My friend’s home got damaged after the storm.
Her fridge was bung and I told her to get onto Airtasker to find someone to fix it.
Her wifi was behind the fridge.
It too was bung.
She lives alone.
To find a man.
To move a fridge.
I don’t miss my past – it hasn’t ever been in my nature.
But in that moment, I became grateful for my present.
I often long for silence.
But today, I’m glad for the husband who wakes me up.
I am glad for the little boy who does the same.
I am glad for the hallway filled with movement.
I am glad for the nanny who lives with us and reminds me to take my pills.
I don’t see her as a nanny, I see her simply as Barby.
These people in their own ways, run their own rivers, that sometimes obstruct and sometimes change the course entirely of my river.
It is compromise on somedays and laughter on others.
I’m learning now, to live among many is a real skill.
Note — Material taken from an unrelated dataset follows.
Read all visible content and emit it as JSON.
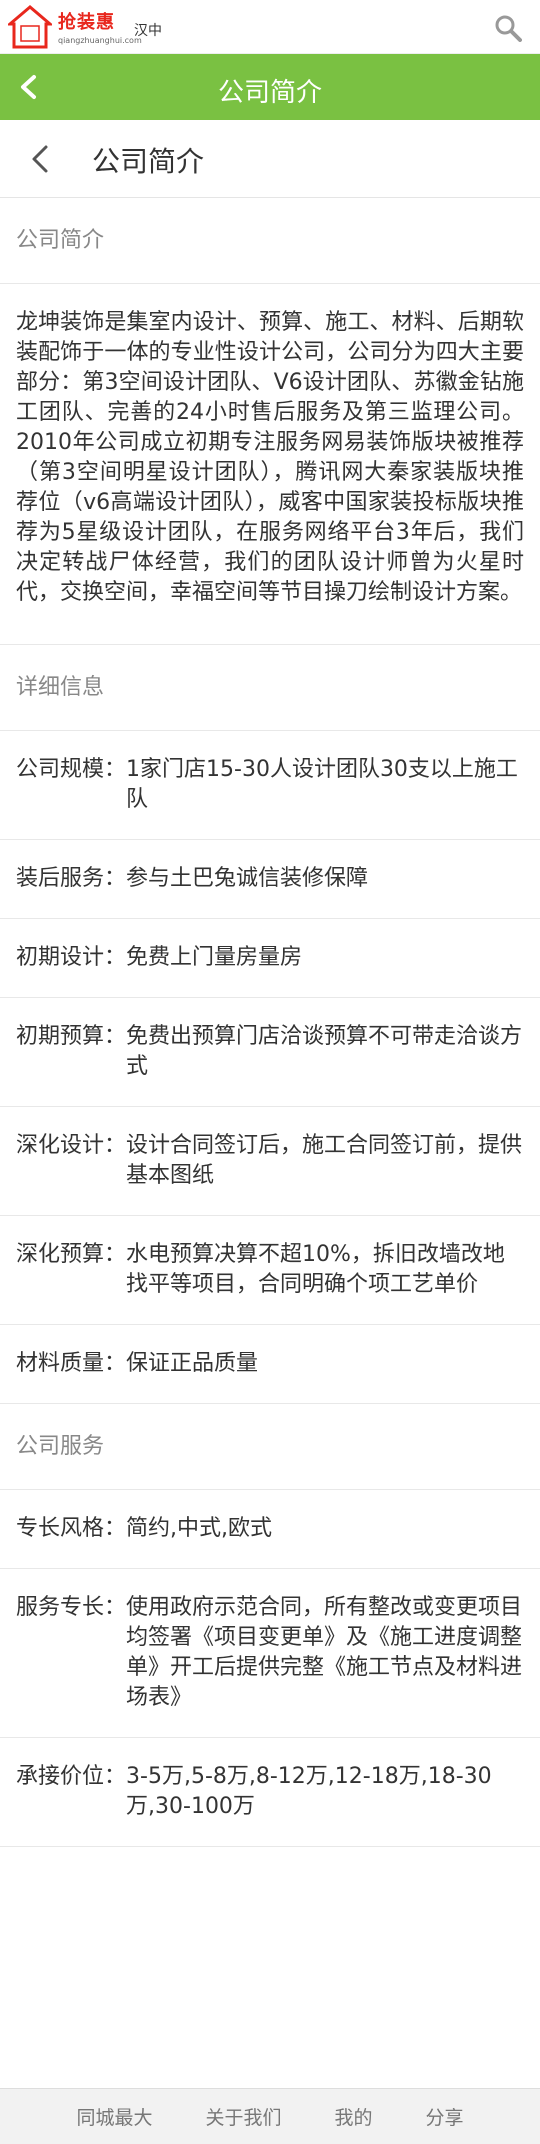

It pushes your ability to be honest, firm and simply happy.
It asks you – whom are you blaming for your unhappiness?
It makes you learn more about yourself, the currents that flow deep and the rocks beneath your still waters.
I realise now.
Motherhood is equal opposite.
Marriage is equal opposite.
Being single is equal opposite.
Working for someone is equal opposite.
Being the boss is equal opposite.
All bring you just as much joy as they do pain.
You simply decide the intensity and your attitude.